Other speakers at The WAVE included chiropractors Lona Cook, DC, and Monika Buerger, DC. Life West faculty members Ankur Tayal, DC, and Jeff Scholten, DC, also graced the stage, as did motivational speaker Ron Chhinzer and filmmaker and investigative medical journalist Del Bigtree.
In addition to the presentations, there were several other events on Saturday. An alumni luncheon was held during one of the breaks, and a special President’s Reception was held following Dr. Carrick’s presentation in the Marriott’s Skylounge, which provided panoramic views of the city of Oakland.
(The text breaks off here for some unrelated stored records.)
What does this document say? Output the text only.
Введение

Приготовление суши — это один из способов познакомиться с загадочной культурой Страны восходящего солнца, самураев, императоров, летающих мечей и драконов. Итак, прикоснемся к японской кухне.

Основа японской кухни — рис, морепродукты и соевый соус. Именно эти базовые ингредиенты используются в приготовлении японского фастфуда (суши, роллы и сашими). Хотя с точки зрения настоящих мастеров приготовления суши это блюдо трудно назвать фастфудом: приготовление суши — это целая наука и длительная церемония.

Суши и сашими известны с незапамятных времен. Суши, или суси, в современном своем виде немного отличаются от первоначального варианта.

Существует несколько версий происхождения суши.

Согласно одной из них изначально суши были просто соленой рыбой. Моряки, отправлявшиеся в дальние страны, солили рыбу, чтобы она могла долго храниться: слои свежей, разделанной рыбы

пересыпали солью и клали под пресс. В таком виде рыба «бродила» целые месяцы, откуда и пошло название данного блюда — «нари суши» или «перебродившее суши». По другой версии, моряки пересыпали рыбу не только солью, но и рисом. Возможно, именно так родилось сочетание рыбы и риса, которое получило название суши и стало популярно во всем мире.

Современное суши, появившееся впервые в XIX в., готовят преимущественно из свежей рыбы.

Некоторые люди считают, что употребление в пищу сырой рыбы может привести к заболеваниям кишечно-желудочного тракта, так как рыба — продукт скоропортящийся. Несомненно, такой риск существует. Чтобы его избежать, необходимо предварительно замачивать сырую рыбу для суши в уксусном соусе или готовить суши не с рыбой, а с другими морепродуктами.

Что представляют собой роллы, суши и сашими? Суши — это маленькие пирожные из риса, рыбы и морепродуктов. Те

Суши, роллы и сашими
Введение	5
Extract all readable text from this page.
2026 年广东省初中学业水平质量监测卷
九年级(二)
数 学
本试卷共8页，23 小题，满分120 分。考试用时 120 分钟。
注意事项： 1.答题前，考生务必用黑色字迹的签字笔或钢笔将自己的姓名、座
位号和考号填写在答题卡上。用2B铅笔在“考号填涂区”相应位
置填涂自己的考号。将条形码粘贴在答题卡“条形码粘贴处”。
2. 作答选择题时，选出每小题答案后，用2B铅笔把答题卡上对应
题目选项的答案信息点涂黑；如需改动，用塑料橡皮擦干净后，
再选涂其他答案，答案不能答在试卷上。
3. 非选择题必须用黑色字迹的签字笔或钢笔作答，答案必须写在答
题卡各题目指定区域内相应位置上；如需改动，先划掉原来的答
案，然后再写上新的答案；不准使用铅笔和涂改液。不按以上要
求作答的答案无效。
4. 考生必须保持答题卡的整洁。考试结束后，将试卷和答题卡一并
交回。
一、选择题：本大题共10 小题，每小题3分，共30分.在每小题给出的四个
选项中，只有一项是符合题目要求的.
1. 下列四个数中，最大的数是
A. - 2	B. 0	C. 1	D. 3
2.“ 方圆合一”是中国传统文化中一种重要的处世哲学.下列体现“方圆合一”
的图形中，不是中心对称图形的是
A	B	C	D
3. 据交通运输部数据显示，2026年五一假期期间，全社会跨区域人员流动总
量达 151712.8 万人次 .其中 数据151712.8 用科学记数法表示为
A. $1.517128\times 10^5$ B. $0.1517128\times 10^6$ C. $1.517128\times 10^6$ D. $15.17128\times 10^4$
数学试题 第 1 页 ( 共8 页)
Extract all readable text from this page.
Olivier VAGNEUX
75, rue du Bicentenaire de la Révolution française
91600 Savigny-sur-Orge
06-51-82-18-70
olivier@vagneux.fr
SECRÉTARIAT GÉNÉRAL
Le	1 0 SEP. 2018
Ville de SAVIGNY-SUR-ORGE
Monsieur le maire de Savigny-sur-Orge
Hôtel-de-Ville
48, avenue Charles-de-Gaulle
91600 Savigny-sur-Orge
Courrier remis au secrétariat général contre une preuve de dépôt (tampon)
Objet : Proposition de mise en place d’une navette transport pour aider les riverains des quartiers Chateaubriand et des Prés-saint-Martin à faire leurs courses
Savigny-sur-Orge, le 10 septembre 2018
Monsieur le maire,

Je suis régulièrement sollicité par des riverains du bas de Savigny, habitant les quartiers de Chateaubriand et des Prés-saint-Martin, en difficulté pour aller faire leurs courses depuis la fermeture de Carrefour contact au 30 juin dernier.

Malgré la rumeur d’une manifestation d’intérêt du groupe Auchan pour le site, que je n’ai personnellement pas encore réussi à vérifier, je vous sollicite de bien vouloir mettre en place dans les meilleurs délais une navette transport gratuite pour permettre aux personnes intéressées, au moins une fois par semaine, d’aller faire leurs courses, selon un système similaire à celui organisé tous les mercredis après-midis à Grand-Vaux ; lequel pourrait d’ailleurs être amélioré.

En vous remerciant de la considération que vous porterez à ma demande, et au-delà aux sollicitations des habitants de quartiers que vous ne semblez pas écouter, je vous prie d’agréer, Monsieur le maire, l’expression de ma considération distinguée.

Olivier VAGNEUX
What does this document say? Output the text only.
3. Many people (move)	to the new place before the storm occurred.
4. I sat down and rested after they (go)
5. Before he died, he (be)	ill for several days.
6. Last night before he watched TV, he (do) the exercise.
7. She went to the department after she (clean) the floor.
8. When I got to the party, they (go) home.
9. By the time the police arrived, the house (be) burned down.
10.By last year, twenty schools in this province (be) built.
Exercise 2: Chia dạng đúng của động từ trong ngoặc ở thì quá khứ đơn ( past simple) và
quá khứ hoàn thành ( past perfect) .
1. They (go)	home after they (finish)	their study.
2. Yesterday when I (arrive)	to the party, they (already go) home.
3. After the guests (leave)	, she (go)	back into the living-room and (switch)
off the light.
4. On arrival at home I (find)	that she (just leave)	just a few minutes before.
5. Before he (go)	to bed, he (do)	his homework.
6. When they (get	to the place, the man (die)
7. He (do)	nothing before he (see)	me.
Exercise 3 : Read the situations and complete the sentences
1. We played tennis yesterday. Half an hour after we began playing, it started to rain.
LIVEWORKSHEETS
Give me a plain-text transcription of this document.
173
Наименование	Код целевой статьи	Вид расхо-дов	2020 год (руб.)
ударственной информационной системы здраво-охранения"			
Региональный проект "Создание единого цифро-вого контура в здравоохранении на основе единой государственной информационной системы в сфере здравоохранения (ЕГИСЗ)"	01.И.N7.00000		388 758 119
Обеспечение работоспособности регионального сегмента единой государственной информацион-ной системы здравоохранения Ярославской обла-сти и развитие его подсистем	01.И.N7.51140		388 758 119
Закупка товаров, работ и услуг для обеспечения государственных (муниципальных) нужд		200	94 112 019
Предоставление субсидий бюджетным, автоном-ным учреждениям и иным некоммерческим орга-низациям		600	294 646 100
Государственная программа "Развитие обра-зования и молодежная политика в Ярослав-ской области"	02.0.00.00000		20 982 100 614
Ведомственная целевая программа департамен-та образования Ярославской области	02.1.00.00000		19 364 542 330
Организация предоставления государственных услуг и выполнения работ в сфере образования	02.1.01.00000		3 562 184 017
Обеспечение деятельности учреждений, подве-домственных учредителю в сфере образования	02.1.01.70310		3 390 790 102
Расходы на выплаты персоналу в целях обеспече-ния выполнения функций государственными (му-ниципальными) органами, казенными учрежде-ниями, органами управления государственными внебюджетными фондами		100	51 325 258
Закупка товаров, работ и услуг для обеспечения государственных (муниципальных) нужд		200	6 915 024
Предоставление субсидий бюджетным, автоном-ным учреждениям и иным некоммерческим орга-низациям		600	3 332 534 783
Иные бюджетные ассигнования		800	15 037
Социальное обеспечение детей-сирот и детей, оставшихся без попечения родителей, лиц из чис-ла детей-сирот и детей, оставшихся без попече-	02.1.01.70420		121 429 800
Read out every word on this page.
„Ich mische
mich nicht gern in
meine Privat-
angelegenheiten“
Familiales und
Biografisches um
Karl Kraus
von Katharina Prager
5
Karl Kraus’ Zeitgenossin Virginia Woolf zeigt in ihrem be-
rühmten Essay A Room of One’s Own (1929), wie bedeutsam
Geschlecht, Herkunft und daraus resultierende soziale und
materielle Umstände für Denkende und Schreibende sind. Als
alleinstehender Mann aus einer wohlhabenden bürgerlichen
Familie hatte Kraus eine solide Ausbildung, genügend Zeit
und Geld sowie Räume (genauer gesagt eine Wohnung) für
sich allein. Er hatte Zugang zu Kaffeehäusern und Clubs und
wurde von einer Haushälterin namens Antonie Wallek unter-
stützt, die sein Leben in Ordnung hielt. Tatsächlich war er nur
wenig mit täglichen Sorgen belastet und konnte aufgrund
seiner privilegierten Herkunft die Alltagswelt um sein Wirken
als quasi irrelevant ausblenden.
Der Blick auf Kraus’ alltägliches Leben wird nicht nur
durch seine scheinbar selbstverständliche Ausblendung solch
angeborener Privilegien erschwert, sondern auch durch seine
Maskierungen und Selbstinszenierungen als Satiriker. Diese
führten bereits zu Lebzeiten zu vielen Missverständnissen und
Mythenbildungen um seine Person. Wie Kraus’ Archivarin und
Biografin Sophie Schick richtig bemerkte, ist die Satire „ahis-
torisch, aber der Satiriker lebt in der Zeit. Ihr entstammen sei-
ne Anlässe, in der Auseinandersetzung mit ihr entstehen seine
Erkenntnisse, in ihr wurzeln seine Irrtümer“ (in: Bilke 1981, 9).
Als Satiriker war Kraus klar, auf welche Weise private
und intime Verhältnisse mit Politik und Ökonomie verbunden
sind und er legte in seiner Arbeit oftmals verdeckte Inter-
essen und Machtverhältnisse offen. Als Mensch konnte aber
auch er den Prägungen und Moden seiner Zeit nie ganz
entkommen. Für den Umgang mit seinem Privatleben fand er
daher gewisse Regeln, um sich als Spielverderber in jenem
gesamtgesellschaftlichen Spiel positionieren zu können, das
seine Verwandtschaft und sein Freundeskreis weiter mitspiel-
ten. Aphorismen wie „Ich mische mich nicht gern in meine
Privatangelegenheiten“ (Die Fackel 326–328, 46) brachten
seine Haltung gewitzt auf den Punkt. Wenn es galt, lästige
The Life West Institutional Advancement team also gave away a Clearlight Infrared sauna. The sauna was donated by Clearlight founder and 2000 Life West alumnus Raleigh Duncan, DC, who provided the college with two other saunas earlier this year (located in the gym) and a third that was won by student Kris Nguyen at the Life West Golf Classic this past May. The winner of the giveaway was Reuben Sendejas, DC, a 1996 Life West graduate.
Finally, Sunday’s schedule featured a five-hour X-ray seminar led by Jamie Motley, DC, DACBR, and Bryan Gatterman, DC, DACBR. Attendees earned CE hours while learning how to read and interpret radiographic images.
The WAVE would not have been possible without the support of faculty, staff and students, who worked registration booths, scanned badges and ensured those that went to the conference had an engaging experience.
“This was a team effort,” said Life West Vice President of Institutional Advancement Mark Zeigler, DC. “We couldn’t put on this signature event without the support of the Life West community. We are so proud of the work the community does for the school.”
While this year’s renewal is officially in the books, preparations are already underway for The WAVE 2020. Life West’s annual conference is scheduled for Aug. 21-23, and registration is available here. More details will be announced as the conference draws closer.